I shook my head. A truth stuck in my throat.
‘It’s all right.’ His voice was soft as he captured my face, pushing my hair back as he leaned forwards, our foreheads touching.
His hands moved gently down my throat to feel the pounding of my pulse, a reassuring sound leaving his lips. I leant into it, feeling the comforting drag of his knuckles across my jaw until my lip stopped trembling. Then his hand found mine, fingers slipping easily between my own, bringing them to his lips to kiss them until they stopped trembling too.
My other hand rested against the small of his back, a tension lingering there, perhaps scared I’d pull away from him. That I’d run.
‘Tauria,’ he whispered so softly as his lips traced my cheekbone, catching my tears with his lips. ‘I’m here.’
I’ll find you.That promise he’d given me. He’d found me. I breathed in the sharpness of his scent, forbidden magic and the tart sweetness of mine pressed against his very skin.
Mine, that voice whispered. The soft flutter from the wishing stone was reassuring against my breastbone. Real. This was real. Then my chest didn’t feel so tight, the world didn’t feel like it was ending and more of me came back with every moment that passed. As he waited each breath with me.
‘It doesn’t matter.’ My voice was so small in the silence. Ashamed of the tremors that rushed through me.
‘It matters to me.’ There was a steel to his tone that brushed warmly against my ear.
I shook my head, but that thumb dragged softly against my jaw despite still having hold of my hand.
‘Everything about you matters to me, Kat.’ His words were gentle with confession. As devoted as a prayer. It mattered. I mattered.
Daunton. The word I couldn’t say. Clogged in my throat. No matter how much I wanted to let it out. Even now I could transport myself back there with such a simple word.
No, because Emrys was here. The warmth of his weight surrounded me and it anchored me enough to feel brave.
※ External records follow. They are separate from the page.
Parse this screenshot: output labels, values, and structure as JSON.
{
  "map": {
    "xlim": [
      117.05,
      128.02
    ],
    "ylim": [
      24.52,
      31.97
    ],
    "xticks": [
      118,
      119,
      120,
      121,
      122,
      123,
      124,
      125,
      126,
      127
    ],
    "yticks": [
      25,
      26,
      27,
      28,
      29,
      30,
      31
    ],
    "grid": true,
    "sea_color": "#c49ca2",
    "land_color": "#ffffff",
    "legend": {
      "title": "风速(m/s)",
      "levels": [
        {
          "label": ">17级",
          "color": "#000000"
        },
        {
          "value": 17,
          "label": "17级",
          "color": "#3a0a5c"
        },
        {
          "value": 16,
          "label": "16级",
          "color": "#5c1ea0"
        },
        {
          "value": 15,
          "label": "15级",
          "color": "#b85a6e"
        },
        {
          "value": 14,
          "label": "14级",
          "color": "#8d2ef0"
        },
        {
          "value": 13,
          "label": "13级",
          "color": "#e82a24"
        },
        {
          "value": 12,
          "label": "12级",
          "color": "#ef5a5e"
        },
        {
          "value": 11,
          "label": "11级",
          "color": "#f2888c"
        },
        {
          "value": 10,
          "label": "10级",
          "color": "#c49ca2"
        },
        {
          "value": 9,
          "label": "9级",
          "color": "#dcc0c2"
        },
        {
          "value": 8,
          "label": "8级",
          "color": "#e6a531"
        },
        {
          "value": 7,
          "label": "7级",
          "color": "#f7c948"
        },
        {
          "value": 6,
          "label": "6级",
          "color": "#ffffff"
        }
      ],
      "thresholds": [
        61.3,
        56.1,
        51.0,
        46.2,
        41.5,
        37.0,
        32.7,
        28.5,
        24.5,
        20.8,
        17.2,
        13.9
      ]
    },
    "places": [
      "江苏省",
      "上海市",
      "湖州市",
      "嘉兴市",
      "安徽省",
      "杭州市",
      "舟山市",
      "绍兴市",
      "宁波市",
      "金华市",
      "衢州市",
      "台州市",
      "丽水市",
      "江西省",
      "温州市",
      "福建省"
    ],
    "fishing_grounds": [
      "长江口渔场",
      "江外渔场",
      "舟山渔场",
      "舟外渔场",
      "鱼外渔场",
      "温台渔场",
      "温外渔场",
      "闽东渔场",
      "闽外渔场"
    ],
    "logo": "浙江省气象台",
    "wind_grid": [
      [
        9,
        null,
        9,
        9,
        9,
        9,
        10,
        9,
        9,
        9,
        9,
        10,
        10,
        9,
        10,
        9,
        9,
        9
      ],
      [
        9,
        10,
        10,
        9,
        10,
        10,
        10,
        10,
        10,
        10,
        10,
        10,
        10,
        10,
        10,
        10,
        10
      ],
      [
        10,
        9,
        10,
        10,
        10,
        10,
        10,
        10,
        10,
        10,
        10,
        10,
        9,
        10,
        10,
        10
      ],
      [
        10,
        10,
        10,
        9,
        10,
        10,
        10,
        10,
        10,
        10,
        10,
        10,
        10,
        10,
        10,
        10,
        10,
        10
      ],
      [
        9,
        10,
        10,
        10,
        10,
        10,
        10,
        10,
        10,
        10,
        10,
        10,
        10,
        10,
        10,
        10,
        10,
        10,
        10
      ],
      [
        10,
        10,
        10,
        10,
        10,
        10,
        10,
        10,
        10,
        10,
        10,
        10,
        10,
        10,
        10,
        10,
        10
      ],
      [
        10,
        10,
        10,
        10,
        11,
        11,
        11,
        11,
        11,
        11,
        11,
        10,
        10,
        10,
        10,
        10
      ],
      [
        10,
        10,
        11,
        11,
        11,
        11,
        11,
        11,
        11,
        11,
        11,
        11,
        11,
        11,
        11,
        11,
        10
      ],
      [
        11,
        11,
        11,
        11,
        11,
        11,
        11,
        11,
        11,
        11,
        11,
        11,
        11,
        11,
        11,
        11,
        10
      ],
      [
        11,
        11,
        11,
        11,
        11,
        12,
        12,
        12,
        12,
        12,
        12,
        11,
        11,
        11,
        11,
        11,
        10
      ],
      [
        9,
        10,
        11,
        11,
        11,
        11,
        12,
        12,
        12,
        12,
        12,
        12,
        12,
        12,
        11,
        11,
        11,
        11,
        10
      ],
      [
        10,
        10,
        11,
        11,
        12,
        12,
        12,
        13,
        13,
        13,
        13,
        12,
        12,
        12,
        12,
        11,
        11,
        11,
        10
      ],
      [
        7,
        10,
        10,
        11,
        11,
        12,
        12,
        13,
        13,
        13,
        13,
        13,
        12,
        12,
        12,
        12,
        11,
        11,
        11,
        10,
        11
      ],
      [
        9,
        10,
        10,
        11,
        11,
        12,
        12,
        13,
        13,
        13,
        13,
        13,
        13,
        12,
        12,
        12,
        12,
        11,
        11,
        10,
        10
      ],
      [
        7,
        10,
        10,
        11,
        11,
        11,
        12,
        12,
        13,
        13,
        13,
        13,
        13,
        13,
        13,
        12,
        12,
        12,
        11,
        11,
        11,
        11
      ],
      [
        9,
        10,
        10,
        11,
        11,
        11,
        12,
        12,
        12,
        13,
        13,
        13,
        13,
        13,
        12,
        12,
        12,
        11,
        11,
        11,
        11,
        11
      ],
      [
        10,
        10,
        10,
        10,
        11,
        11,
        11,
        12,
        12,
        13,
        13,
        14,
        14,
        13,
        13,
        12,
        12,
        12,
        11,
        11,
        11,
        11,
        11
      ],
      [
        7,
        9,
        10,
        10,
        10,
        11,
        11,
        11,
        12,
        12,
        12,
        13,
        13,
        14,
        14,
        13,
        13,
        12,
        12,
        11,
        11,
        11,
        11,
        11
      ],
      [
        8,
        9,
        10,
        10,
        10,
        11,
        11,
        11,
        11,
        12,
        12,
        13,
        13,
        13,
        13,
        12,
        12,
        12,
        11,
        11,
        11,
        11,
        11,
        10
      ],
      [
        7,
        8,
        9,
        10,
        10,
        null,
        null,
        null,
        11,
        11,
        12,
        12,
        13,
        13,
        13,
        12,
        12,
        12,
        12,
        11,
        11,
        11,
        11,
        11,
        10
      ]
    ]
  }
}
So, I pressed my palm against his chest, feeling the strong beat of his heart against my skin, tethered myself and then I began with the fear that clawed the most ravenously at my chest.
‘Some nights I can still hear her screaming,’ I whispered, feeling him go tense beneath my touch.
Alma. Some nights I could convince myself I could still hear her, no matter how quickly I woke to find her sound asleep. ‘I didn’t care what he did to me. I would have taken anything to make him stop hurting her.’
Emrys had gone very still, but the sharp drag of his magic over my skin was a reassurance that kept me going. The momentum of the painful truth like a stone rolling down a hill, unable to stop.
‘I refused their blessings, fell silent for their prayers and spat out their holy bread.’ Refused to be tamed. To be unmade. To repent for my wildness. No matter the pain or the endless cruelty from their hands. ‘He’d use anything, even iron, but I wouldn’t break.’
The room grew darker around us in an instant, a creaking of the wood in warning, not knowing if it was the house or him, but the truth kept seeping from my lips.
‘I thought he’d kill me for the amusement of it.’ Despite being stronger with my Kysillian body, with the warriors’blood in my veins that knew how to survive. Quicker to heal. ‘I begged Alma to be a bird. To fly far away from that place. To leave me behind.’
To forget about me like everyone else. I felt the sting of my tears then, tasted them on my trembling lips. ‘She wouldn’t go.’
No, because she loved me. A love that had saved me in the end.
‘On the coldest nights I imagined the blissful peace of not waking up.’ That weakness was the hardest to admit. That I’d wished for my death so easily. So desperate in that darkness. ‘I hate him … but I hate myself more for that. That I gave up.’
That was what kept me from sleep and chased me in those nightmares to waking. And in the end, I lost. Lost parts of myself I’d never get back. He took them, kept them even now, even though he was nothing but ash.
Emrys was so quiet, his grip unbreakable but still gentle, and maybe it was because of the strength in those arms I could finally say it. The final chapter in that horrid tale.
‘I killed him.’ So softly the truth escaped me, but the last, darkest piece of that truth remained buried in my heart. That I’d wished it to kill me too.
‘Good.’ The word was quick and cold from his lips. Like a killing blow. The menace pressed into it didn’t frighten me. No, I curled towards it, closer to him.
Murderer, that voice hissed, so loud in my mind I wondered if he could hear it too as he held me tighter. Until all I could smell was the richness of beasam bark, of old magic and him. Warm and solid. Real.
‘I heard you, Kat.’ Something hollow and painful in his voice told me he’d never forget it. What happened in the ruins of Fairfax. How he’d found me. In the heart of that terror.
‘I’ve hated this world for a long time, but I hate it most for hurting you.’ He gathered me closer, my face hidden against his shoulder, my hands running up his back. I felt the uneven texture of scars that started at his shoulders, his marks softer with age.
Absently I traced them as his hand ran through my hair, a calmness between us as I followed the path of marks until I pressed myself back against the pillows to see his throat. The worst of it. The first I’d seen that night when he’d appeared before me like some dark wraith.